4. The negative electrode active material according to claim 3, wherein

M is at least one of Li, Mg, Al, B, Na, K, Ca, Mn, Fe, Co, Ni, Cu, Ag, Zn, Ga, In, Pb, Mo, W, Zr, or Hf, and

XX is at least one of N, F, S, Cl, As, Se, Br, or I.

5. The negative electrode active material according to claim 3, wherein

M is at least one of Mg, Al, B, Na, K, Ca, Mn, Fe, Co, Ni, Cu, Ag, Zn, Ga, In, Pb, Mo, W, Zr, or Hf, and

XX is at least one of N, F, S, Cl, As, Se, Br, or I.

6. The negative electrode active material according to claim 1, wherein the covering portion further contains at least one of carbon, a hydroxide, an oxide, a carbide, a nitride, a fluoride, a hydrocarbon molecule, or a polymer compound.

7. The negative electrode active material according to claim 1, comprising at least one of a first covering portion that is provided between the core portion and the covering portion and covers at least a part of a surface of the core portion or a second covering portion covering at least a part of a surface of the covering portion, wherein the first covering portion and the second covering portion contain at least one of carbon, a hydroxide, an oxide, a carbide, a nitride, a fluoride, a hydrocarbon molecule, or a polymer compound.

8. The negative electrode active material according to claim 6, wherein a content of the at least one is 0.05 mass % or more and 10 mass % or less.

9. The negative electrode active material according to claim 1, the core portion has a particulate shape, a layered shape, or a three-dimensional shape.

10. The negative electrode active material according to claim 1, wherein the core portion is a thin film.

11. The negative electrode active material according to claim 1, wherein the covering portion covers the core portion as a whole.

12. A negative electrode comprising the negative electrode active material according to claim 1.

13. A battery comprising:

a negative electrode containing the negative electrode active material according to claim 1;

a positive electrode; and

an electrolyte.

14. The battery according to claim 13, wherein the electrolyte contains an electrolytic solution.

15. The battery according to claim 14, wherein the electrolytic solution contains fluoroethylene carbonate.

16. A battery pack comprising:

the battery according to claim 13; and

a control unit configured to control the battery.

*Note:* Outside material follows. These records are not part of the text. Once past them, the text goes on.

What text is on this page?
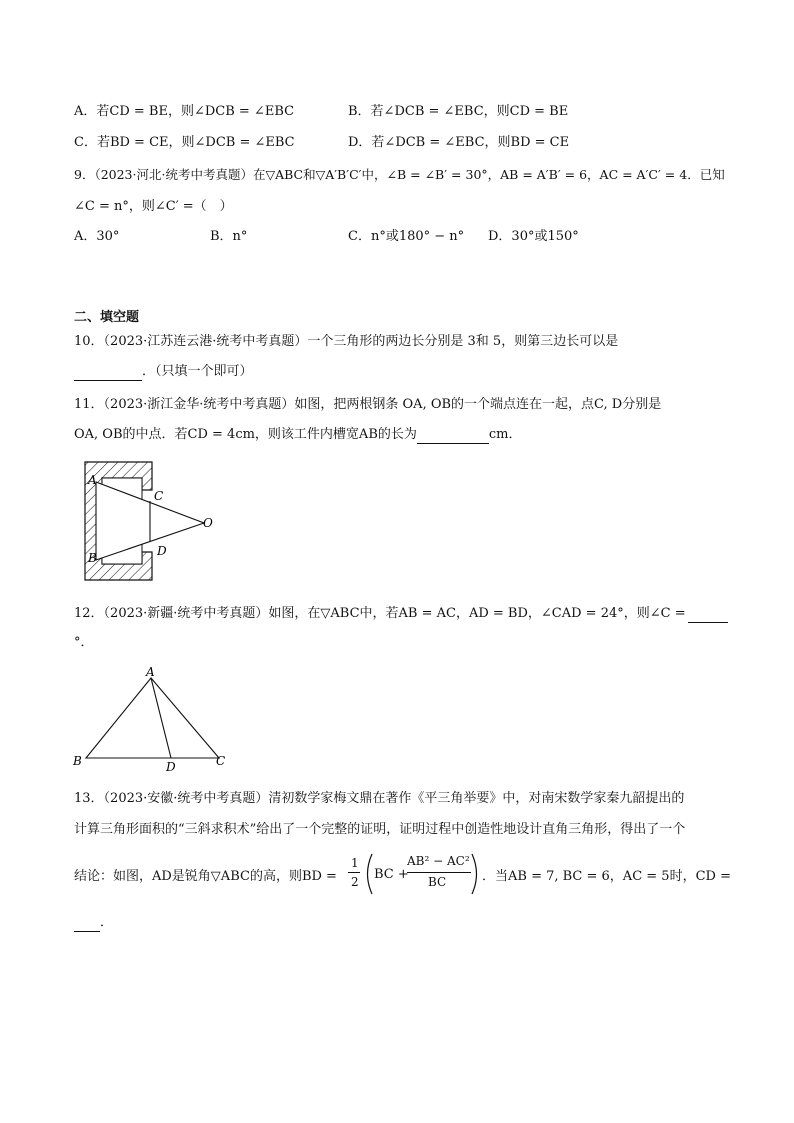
A．若CD = BE，则∠DCB = ∠EBC	B．若∠DCB = ∠EBC，则CD = BE
C．若BD = CE，则∠DCB = ∠EBC	D．若∠DCB = ∠EBC，则BD = CE
9．（2023·河北·统考中考真题）在▽ABC和▽A′B′C′中，∠B = ∠B′ = 30°，AB = A′B′ = 6，AC = A′C′ = 4．已知
∠C = n°，则∠C′ =（　）
A．30°	B．n°	C．n°或180° − n° D．30°或150°
二、填空题
10．（2023·江苏连云港·统考中考真题）一个三角形的两边长分别是 3和 5，则第三边长可以是
．（只填一个即可）
11．（2023·浙江金华·统考中考真题）如图，把两根钢条 OA, OB的一个端点连在一起，点C, D分别是
OA, OB的中点．若CD = 4cm，则该工件内槽宽AB的长为	cm．
A
B
C
D
O
12．（2023·新疆·统考中考真题）如图，在▽ABC中，若AB = AC，AD = BD，∠CAD = 24°，则∠C =
°．
A
B	C
D
13．（2023·安徽·统考中考真题）清初数学家梅文鼎在著作《平三角举要》中，对南宋数学家秦九韶提出的
计算三角形面积的“三斜求积术”给出了一个完整的证明，证明过程中创造性地设计直角三角形，得出了一个
结论：如图，AD是锐角▽ABC的高，则BD =
1
2 BC +
AB² − AC²
BC	．当AB = 7, BC = 6，AC = 5时，CD =
．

17. An electronic device comprising the battery according to claim 13, wherein

the electronic device receives power supply from the battery.

18. An electrically driven vehicle comprising:

the battery according to claim 13;

a converter configured to receive power supply from the battery and convert the power into a driving force of the vehicle; and

a controller configured to perform information processing on vehicle control based on information on the battery.

19. A power storage apparatus comprising the battery according to claim 13, wherein

the power storage apparatus supplies power to an electronic device connected to the battery.

20. A power system comprising the battery according to claim 13, wherein

the power system receives power supply from the battery.